Pocket listings are legal and allowed by the NAR Code of Ethics, but their proliferation may jeopardize the level playing field for all agents and brokers that lies at the heart of the MLS system. Off-MLS properties simply are unavailable to make agents and their clients, nor do buyers agents share in the commission.

“Tremendous Disservice to our Clients”

The Cleveland Plain Dealer in November reported that a growth in homes unlisted on the MLS in Northeast Ohio is prompting real estate leaders there to speak out, concerned it’s a growing trend. The MLS is a way to share property information and compensation between real estate companies but “pocket listings” are a way for some agents to “keep a bigger piece of the pie” for themselves, says Jeff Russell of Russell Real Estate Services in North Ridgeville, Ohio.

“We see this as a tremendous disservice to our clients,” Russell says. “In my opinion, it’s limiting the exposure of listings to the market …. While it might be good for the broker, it’s not good for the consumer.”

Russell and John Lynch of Keller Williams Realty Greater Cleveland West are board members for the Northern Ohio Regional Multiple Listing Service and they say the organization is discussing “pocket listings” and whether rules need to change to reduce the number of off-market real estate deals.

“You can’t put a gun to somebody’s head to make them put their listing in the MLS,” Barbara Kohl, executive vice president of the West Penn Multi-List, a listing service covering Pittsburgh and southwestern Pennsylvania, told The Plain Dealer. “You have a right as a home owner.
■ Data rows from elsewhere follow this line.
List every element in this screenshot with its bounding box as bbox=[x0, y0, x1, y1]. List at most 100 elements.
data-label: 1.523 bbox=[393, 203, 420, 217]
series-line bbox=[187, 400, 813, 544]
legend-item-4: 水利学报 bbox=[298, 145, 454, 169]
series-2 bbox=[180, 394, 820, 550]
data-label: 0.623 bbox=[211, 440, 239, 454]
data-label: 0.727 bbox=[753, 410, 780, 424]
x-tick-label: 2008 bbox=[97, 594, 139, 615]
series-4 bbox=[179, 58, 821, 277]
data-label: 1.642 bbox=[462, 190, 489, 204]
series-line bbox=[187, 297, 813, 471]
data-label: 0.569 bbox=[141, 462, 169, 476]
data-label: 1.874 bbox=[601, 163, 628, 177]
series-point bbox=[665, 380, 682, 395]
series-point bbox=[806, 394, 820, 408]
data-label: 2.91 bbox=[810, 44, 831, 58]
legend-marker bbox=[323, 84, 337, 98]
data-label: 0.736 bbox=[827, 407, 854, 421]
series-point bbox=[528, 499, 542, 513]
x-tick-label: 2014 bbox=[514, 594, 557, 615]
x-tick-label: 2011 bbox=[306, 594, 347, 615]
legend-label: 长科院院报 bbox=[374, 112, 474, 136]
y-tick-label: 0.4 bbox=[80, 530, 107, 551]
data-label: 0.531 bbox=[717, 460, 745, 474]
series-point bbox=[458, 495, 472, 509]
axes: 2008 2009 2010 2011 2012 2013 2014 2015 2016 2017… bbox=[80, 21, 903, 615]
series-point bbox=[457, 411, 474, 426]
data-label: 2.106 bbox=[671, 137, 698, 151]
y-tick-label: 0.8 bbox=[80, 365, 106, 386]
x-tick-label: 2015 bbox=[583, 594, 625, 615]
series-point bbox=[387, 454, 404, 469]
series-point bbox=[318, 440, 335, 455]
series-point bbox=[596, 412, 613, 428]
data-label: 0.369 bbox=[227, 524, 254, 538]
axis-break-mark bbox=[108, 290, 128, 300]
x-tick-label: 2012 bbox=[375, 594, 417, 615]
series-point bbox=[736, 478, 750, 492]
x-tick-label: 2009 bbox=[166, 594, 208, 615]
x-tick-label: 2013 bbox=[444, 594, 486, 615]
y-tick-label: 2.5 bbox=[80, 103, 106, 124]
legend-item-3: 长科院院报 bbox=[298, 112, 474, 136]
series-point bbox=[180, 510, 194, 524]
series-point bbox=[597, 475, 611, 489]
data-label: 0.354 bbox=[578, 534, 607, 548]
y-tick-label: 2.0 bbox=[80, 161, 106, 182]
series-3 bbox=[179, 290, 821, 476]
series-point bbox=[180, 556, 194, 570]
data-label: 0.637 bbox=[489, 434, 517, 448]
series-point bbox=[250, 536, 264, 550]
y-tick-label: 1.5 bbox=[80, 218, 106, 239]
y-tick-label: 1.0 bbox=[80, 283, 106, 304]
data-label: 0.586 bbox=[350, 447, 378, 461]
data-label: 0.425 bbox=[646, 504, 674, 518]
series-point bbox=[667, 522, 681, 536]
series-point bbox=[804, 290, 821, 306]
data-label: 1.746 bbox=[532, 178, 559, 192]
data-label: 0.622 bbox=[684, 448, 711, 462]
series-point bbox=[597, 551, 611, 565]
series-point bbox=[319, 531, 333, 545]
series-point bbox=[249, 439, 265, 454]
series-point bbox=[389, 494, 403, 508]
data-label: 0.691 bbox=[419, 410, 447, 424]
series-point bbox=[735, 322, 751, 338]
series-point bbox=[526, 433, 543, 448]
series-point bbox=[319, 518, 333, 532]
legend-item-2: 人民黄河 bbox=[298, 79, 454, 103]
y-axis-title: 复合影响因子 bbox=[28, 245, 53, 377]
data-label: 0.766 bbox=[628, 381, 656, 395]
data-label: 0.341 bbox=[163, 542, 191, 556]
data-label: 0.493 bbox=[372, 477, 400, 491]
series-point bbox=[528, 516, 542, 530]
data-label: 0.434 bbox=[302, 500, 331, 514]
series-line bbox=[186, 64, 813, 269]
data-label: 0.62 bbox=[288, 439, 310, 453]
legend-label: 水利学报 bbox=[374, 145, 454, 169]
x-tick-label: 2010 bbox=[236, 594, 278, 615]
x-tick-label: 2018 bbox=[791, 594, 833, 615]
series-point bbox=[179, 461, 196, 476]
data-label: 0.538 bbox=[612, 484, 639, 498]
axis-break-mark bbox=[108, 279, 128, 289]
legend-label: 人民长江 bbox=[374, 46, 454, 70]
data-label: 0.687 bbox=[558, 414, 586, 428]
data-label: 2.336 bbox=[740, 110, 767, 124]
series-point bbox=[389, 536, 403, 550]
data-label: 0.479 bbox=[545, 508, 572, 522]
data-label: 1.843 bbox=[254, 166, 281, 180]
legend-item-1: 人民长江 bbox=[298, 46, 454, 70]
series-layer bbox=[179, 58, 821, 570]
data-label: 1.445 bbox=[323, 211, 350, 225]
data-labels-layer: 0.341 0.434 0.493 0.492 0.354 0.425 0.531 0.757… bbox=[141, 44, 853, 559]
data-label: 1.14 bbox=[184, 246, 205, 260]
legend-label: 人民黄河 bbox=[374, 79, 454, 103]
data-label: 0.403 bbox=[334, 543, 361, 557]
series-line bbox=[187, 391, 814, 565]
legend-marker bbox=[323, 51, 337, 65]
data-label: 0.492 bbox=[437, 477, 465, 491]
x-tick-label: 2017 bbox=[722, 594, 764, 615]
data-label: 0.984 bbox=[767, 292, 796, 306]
But what we want to make sure of is that the agent is really acquiescing to the homeowner’s wishes.”

One comment

  1. This is a biggie for the residential world but is and has been the way of life for the commercial and farm world.

    Legally, it gets down to the laws of agency. But that works both ways. The farm agent (I’m talking real farms here) who is working with buyers has an abligation to try to find properties that meet the clients needs and that means doing more than looking on the mls. However is the client who is the seller being well served by the agent holding onto the listing without putting it out to the whole marketplace?